Muchas sufragistas dieron su vida para lograr el reconocimiento del voto de las mujeres; su lucha no fue fácil, y el paso siguiente tampoco era sencillo. Había que tratar de cambiar un imaginario social, en el cual permeaba la idea de que las mujeres en política eran como intrusas, como personas que estaban en el lugar equivocado, descuidando el rol que por “naturaleza les correspondía”, un rol subordinado al hombre y al cuidado del hogar, un rol maternal que no se podía negar.

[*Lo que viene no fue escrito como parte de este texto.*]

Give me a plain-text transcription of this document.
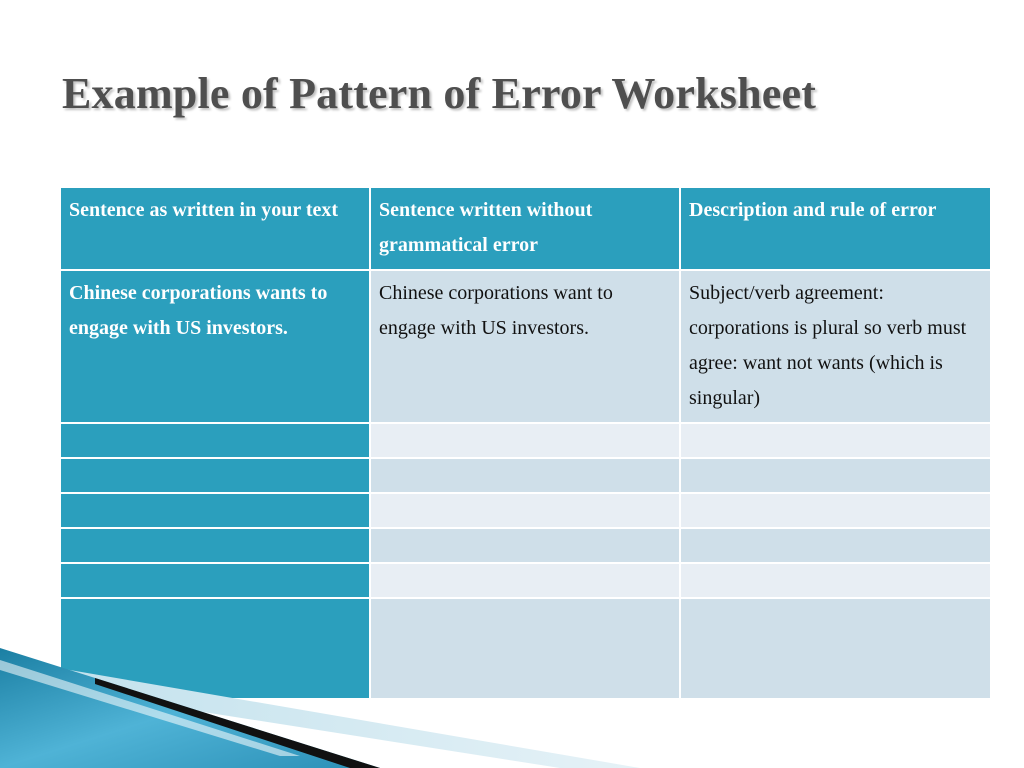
Example of Pattern of Error Worksheet
Sentence as written in your text	Sentence written without grammatical error	Description and rule of error
Chinese corporations wants to engage with US investors.	Chinese corporations want to engage with US investors.	Subject/verb agreement: corporations is plural so verb must agree: want not wants (which is singular)
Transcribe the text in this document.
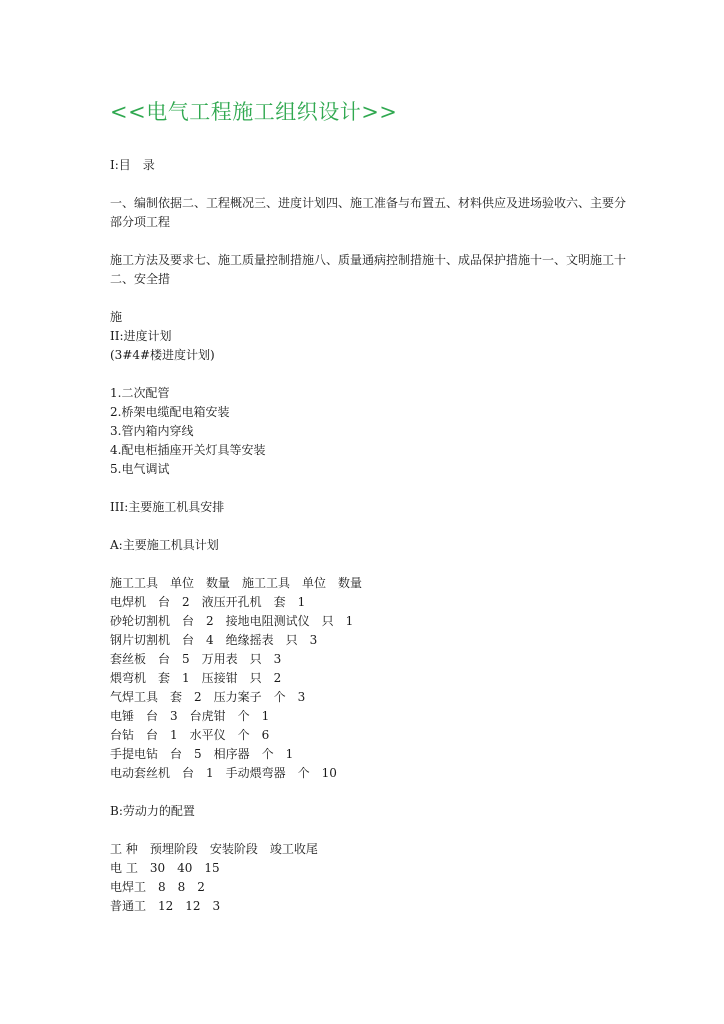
<<电气工程施工组织设计>>
I:目　录
一、编制依据二、工程概况三、进度计划四、施工准备与布置五、材料供应及进场验收六、主要分部分项工程
施工方法及要求七、施工质量控制措施八、质量通病控制措施十、成品保护措施十一、文明施工十二、安全措
施
II:进度计划
(3#4#楼进度计划)
1.二次配管
2.桥架电缆配电箱安装
3.管内箱内穿线
4.配电柜插座开关灯具等安装
5.电气调试
III:主要施工机具安排
A:主要施工机具计划
施工工具　单位　数量　施工工具　单位　数量
电焊机　台　2　液压开孔机　套　1
砂轮切割机　台　2　接地电阻测试仪　只　1
钢片切割机　台　4　绝缘摇表　只　3
套丝板　台　5　万用表　只　3
煨弯机　套　1　压接钳　只　2
气焊工具　套　2　压力案子　个　3
电锤　台　3　台虎钳　个　1
台钻　台　1　水平仪　个　6
手提电钻　台　5　相序器　个　1
电动套丝机　台　1　手动煨弯器　个　10
B:劳动力的配置
工 种　预埋阶段　安装阶段　竣工收尾
电 工　30　40　15
电焊工　8　8　2
普通工　12　12　3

Esa idea, por absurda que pueda parecer en nuestros días, sigue siendo el motor de la discriminación y de la violencia contra las mujeres. En nuestros tiempos, a pesar de ver los logros que miles de movilizaciones de mujeres han conseguido, sigue siendo difícil ceder un espacio directivo a una mujer. Todavía nos falta ver a un mayor número de rectoras o directoras al frente de las universidades; las empresas más importantes en los países en su mayoría siguen precedidas por hombres. Y el reto más grande sigue siendo que muchas personas creen que un hombre puede ser mejor jefe o mejor negociante que una mujer.
Lo cierto es que pueden existir liderazgos buenos y malos tanto en hombres como en mujeres, pero estas creencias han estado en nuestras sociedades por siglos; no es raro que sigan permeando en nuestro pensamiento. ¿Cómo lograr entonces ir erradicando estas ideas? Por un lado, hay que insistir en que las mujeres sigan ocupando este espacio público en la misma medida que los hombres y que los hombres se involucren más en el espacio privado, en estas tareas del hogar y de cuidado. Tratando de ser copartícipes de los roles que se nos han asignado, se puede empezar a normalizar otra dinámica social.
La otra cuestión, que no es menos importante, es insistir en la elaboración de políticas y leyes que aseguren la igualdad entre mujeres y hombres, pero siempre teniendo claro que para garantizar la igualdad hay que garantizar el piso parejo. Estas acciones significan muchos años de trabajo; no siempre se verán grandes avances, pero lo cierto es que alcanzaremos una igualdad entre mujeres y hombres cuando no sea extraño ver a una mujer dirigiendo o liderando.